Problem 1.1.3 in Burton's Elementary Number Theory (6th ed.) is stated as follows:
Use the Second Principle of Finite Induction to establish that for all $n \ge 1$, \begin{align} a^{n} - 1 = (a-1)(a^{n-1}+a^{n-2}+a^{n-3} + \cdots + a + 1) \end{align}
[Hint: $a^{n+1} - 1 = (a+1)(a^{n}-1) - a(a^{n-1}-1)$.]
I already came across a much simpler proof in terms of requiring fewer algebraic manipulations but it didn't use the hint given in the problem statement. Right below is my attempt at proving the statement and I wish someone could confirm what I've done.
Proof by induction.
Base case. When $n =1$, LHS = $a^{1} - 1 = a-1$ and RHS = $(a-1)(a^{1-1}) = a-1$. Thus LHS = RHS.

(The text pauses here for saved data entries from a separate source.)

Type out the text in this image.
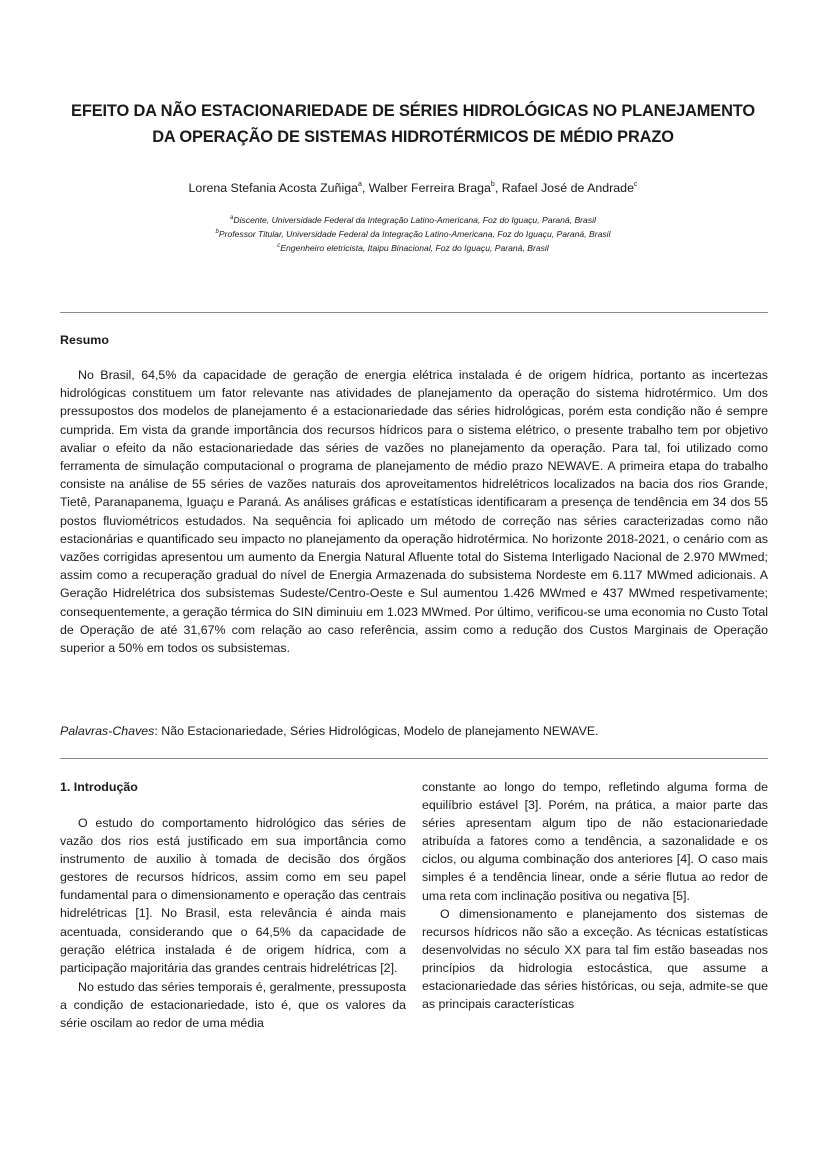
EFEITO DA NÃO ESTACIONARIEDADE DE SÉRIES HIDROLÓGICAS NO PLANEJAMENTO DA OPERAÇÃO DE SISTEMAS HIDROTÉRMICOS DE MÉDIO PRAZO
Lorena Stefania Acosta Zuñiga$^a$, Walber Ferreira Braga$^b$, Rafael José de Andrade$^c$
$^a$Discente, Universidade Federal da Integração Latino-Americana, Foz do Iguaçu, Paraná, Brasil
$^b$Professor Titular, Universidade Federal da Integração Latino-Americana, Foz do Iguaçu, Paraná, Brasil
$^c$Engenheiro eletricista, Itaipu Binacional, Foz do Iguaçu, Paraná, Brasil
Resumo

No Brasil, 64,5% da capacidade de geração de energia elétrica instalada é de origem hídrica, portanto as incertezas hidrológicas constituem um fator relevante nas atividades de planejamento da operação do sistema hidrotérmico. Um dos pressupostos dos modelos de planejamento é a estacionariedade das séries hidrológicas, porém esta condição não é sempre cumprida. Em vista da grande importância dos recursos hídricos para o sistema elétrico, o presente trabalho tem por objetivo avaliar o efeito da não estacionariedade das séries de vazões no planejamento da operação. Para tal, foi utilizado como ferramenta de simulação computacional o programa de planejamento de médio prazo NEWAVE. A primeira etapa do trabalho consiste na análise de 55 séries de vazões naturais dos aproveitamentos hidrelétricos localizados na bacia dos rios Grande, Tietê, Paranapanema, Iguaçu e Paraná. As análises gráficas e estatísticas identificaram a presença de tendência em 34 dos 55 postos fluviométricos estudados. Na sequência foi aplicado um método de correção nas séries caracterizadas como não estacionárias e quantificado seu impacto no planejamento da operação hidrotérmica. No horizonte 2018-2021, o cenário com as vazões corrigidas apresentou um aumento da Energia Natural Afluente total do Sistema Interligado Nacional de 2.970 MWmed; assim como a recuperação gradual do nível de Energia Armazenada do subsistema Nordeste em 6.117 MWmed adicionais. A Geração Hidrelétrica dos subsistemas Sudeste/Centro-Oeste e Sul aumentou 1.426 MWmed e 437 MWmed respetivamente; consequentemente, a geração térmica do SIN diminuiu em 1.023 MWmed. Por último, verificou-se uma economia no Custo Total de Operação de até 31,67% com relação ao caso referência, assim como a redução dos Custos Marginais de Operação superior a 50% em todos os subsistemas.

Palavras-Chaves: Não Estacionariedade, Séries Hidrológicas, Modelo de planejamento NEWAVE.

1. Introdução

O estudo do comportamento hidrológico das séries de vazão dos rios está justificado em sua importância como instrumento de auxilio à tomada de decisão dos órgãos gestores de recursos hídricos, assim como em seu papel fundamental para o dimensionamento e operação das centrais hidrelétricas [1]. No Brasil, esta relevância é ainda mais acentuada, considerando que o 64,5% da capacidade de geração elétrica instalada é de origem hídrica, com a participação majoritária das grandes centrais hidrelétricas [2].

No estudo das séries temporais é, geralmente, pressuposta a condição de estacionariedade, isto é, que os valores da série oscilam ao redor de uma média

constante ao longo do tempo, refletindo alguma forma de equilíbrio estável [3]. Porém, na prática, a maior parte das séries apresentam algum tipo de não estacionariedade atribuída a fatores como a tendência, a sazonalidade e os ciclos, ou alguma combinação dos anteriores [4]. O caso mais simples é a tendência linear, onde a série flutua ao redor de uma reta com inclinação positiva ou negativa [5].

O dimensionamento e planejamento dos sistemas de recursos hídricos não são a exceção. As técnicas estatísticas desenvolvidas no século XX para tal fim estão baseadas nos princípios da hidrologia estocástica, que assume a estacionariedade das séries históricas, ou seja, admite-se que as principais características
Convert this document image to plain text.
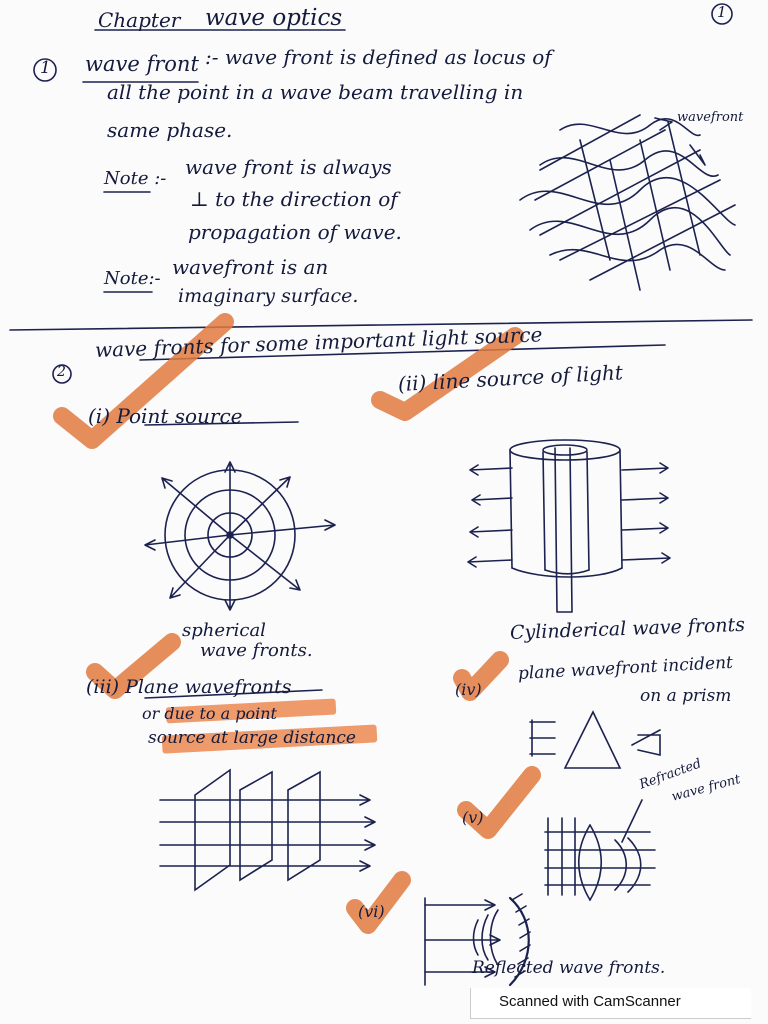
Chapter wave optics	1
1 wave front :- wave front is defined as locus of
all the point in a wave beam travelling in
same phase.
Note :- wave front is always
⊥ to the direction of
propagation of wave.
Note:- wavefront is an
imaginary surface.
wavefront
2
wave fronts for some important light source
(i) Point source
(ii) line source of light
spherical
wave fronts.
Cylinderical wave fronts
(iii) Plane wavefronts
or due to a point
source at large distance
(iv)
plane wavefront incident
on a prism
(v)
Refracted
wave front
(vi)
Reflected wave fronts.
Scanned with CamScanner
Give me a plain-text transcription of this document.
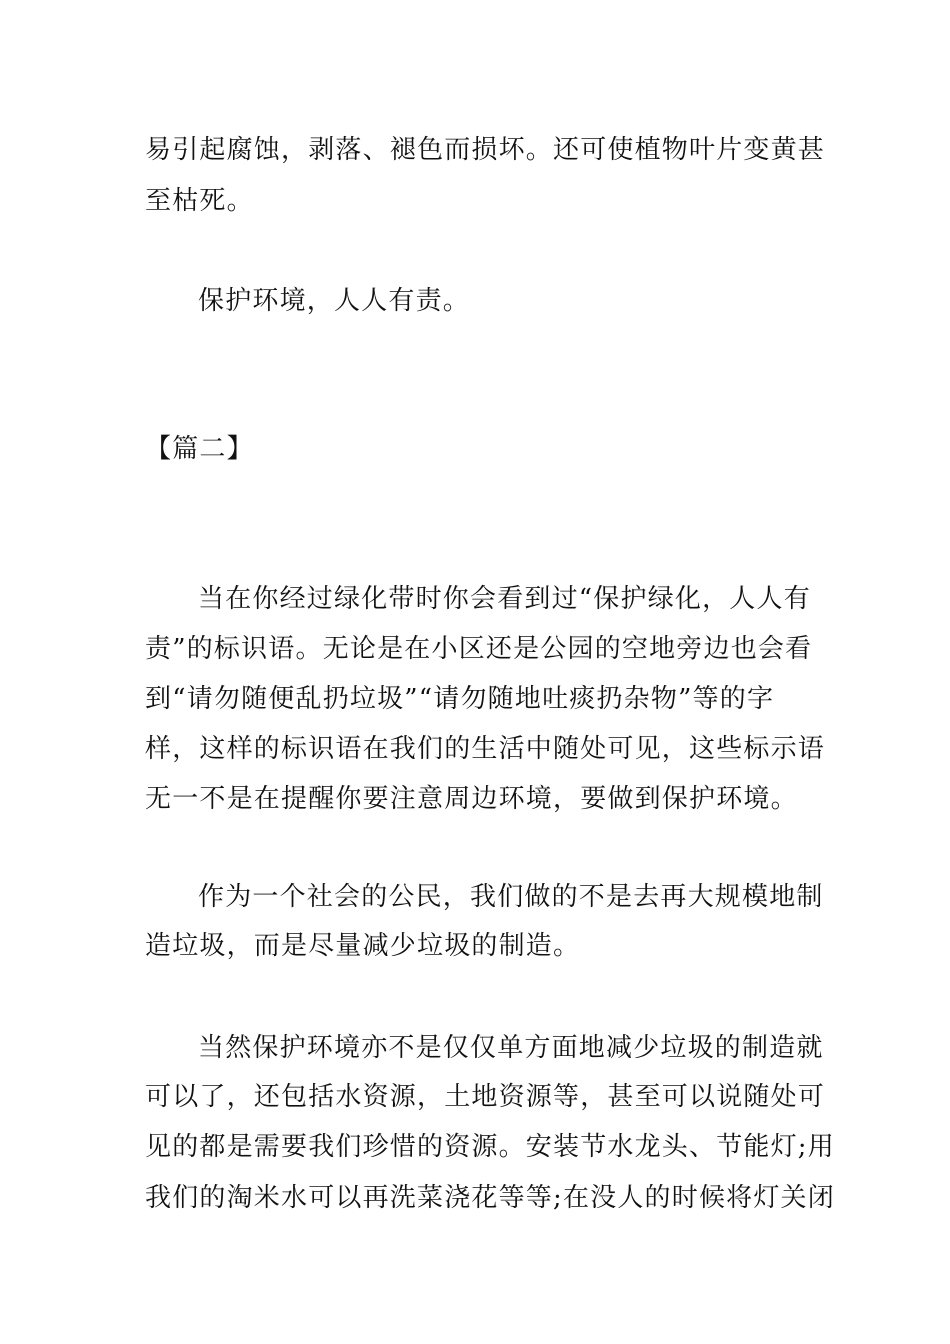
易引起腐蚀，剥落、褪色而损坏。还可使植物叶片变黄甚
至枯死。
保护环境，人人有责。
【篇二】
当在你经过绿化带时你会看到过“保护绿化，人人有
责”的标识语。无论是在小区还是公园的空地旁边也会看
到“请勿随便乱扔垃圾”“请勿随地吐痰扔杂物”等的字
样，这样的标识语在我们的生活中随处可见，这些标示语
无一不是在提醒你要注意周边环境，要做到保护环境。
作为一个社会的公民，我们做的不是去再大规模地制
造垃圾，而是尽量减少垃圾的制造。
当然保护环境亦不是仅仅单方面地减少垃圾的制造就
可以了，还包括水资源，土地资源等，甚至可以说随处可
见的都是需要我们珍惜的资源。安装节水龙头、节能灯;用
我们的淘米水可以再洗菜浇花等等;在没人的时候将灯关闭
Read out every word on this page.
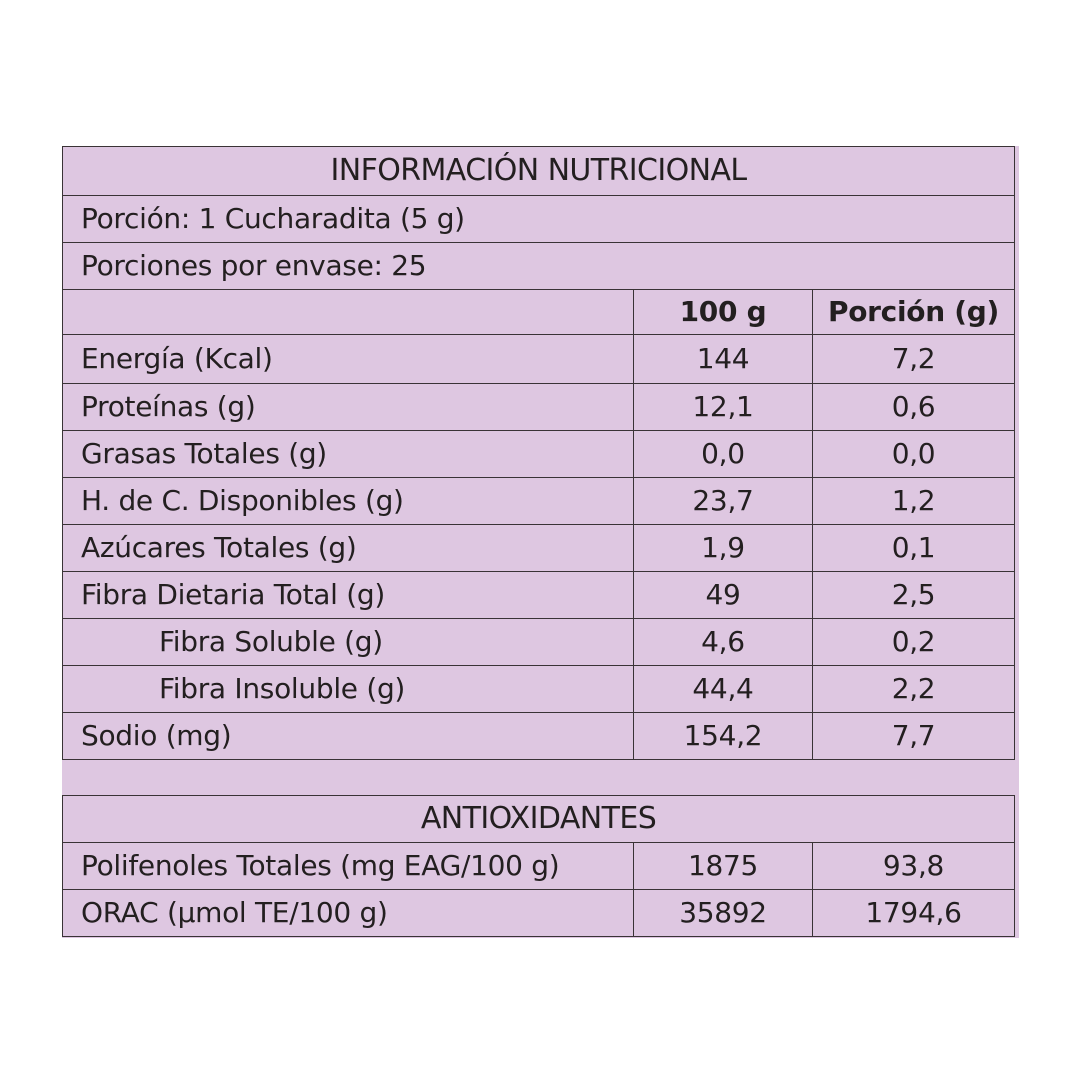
INFORMACIÓN NUTRICIONAL		
Porción: 1 Cucharadita (5 g)		
Porciones por envase: 25		
	100 g	Porción (g)
Energía (Kcal)	144	7,2
Proteínas (g)	12,1	0,6
Grasas Totales (g)	0,0	0,0
H. de C. Disponibles (g)	23,7	1,2
Azúcares Totales (g)	1,9	0,1
Fibra Dietaria Total (g)	49	2,5
Fibra Soluble (g)	4,6	0,2
Fibra Insoluble (g)	44,4	2,2
Sodio (mg)	154,2	7,7
ANTIOXIDANTES		
Polifenoles Totales (mg EAG/100 g)	1875	93,8
ORAC (µmol TE/100 g)	35892	1794,6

Inductive step. Let's assume that $ a^{k} - 1 = (a-1)(a^{k-1}+a^{k-2}+a^{k-3} + \cdots + a + 1) $ holds for $ 1, 2, \ldots k $. Then
\begin{align*} a^{k+1} - 1 &= (a+1)(a^{k}-1) - a(a^{k-1}-1) \\ &= (a+1)(a^{k}-1) - (a^{k}-a) \\ &= (a+1)(a^{k}-1) - [(a^{k} -1) + (1 -a)] \\ &= (a+1)(a^{k}-1) - (a^{k} -1) - (1 -a) \\ &= [(a+1)(a^{k}-1) - (a^{k} -1)] + (a-1) \\ &= (a^{k}-1)[a+1-1] + (a-1) \\ &= (a^{k}-1)\cdot a + (a-1) \\ &= (a-1)(a^{k-1}+a^{k-2}+a^{k-3} + \cdots + a + 1)\cdot a + (a-1) \\ &= (a-1)[(a^{k-1}+a^{k-2}+a^{k-3} + \cdots + a + 1)\cdot a + 1] \\ &= (a-1)(a^{k}+a^{k-1}+a^{k-2} + \cdots + a^{2} + a + 1) \\ \end{align*}
which is precisely the right side of the formula in the problem statement when $n = (k+1)$. Therefore by the principle of mathematical induction the formula holds for all $n \ge 1$.
The only problem with your proof is that you failed to check and confirm that for the base case, when $n=1$, the given proposition holds. Add that to your proof, and you're good to go.
It may seem utterly obvious and not worth mentioning in a proof, but without proving the base case $n=1$, your proof is meaningless in terms of providing an inductive proof.
Note also that you are indeed using the hint when you write for first line in determining $a^{k+1}$.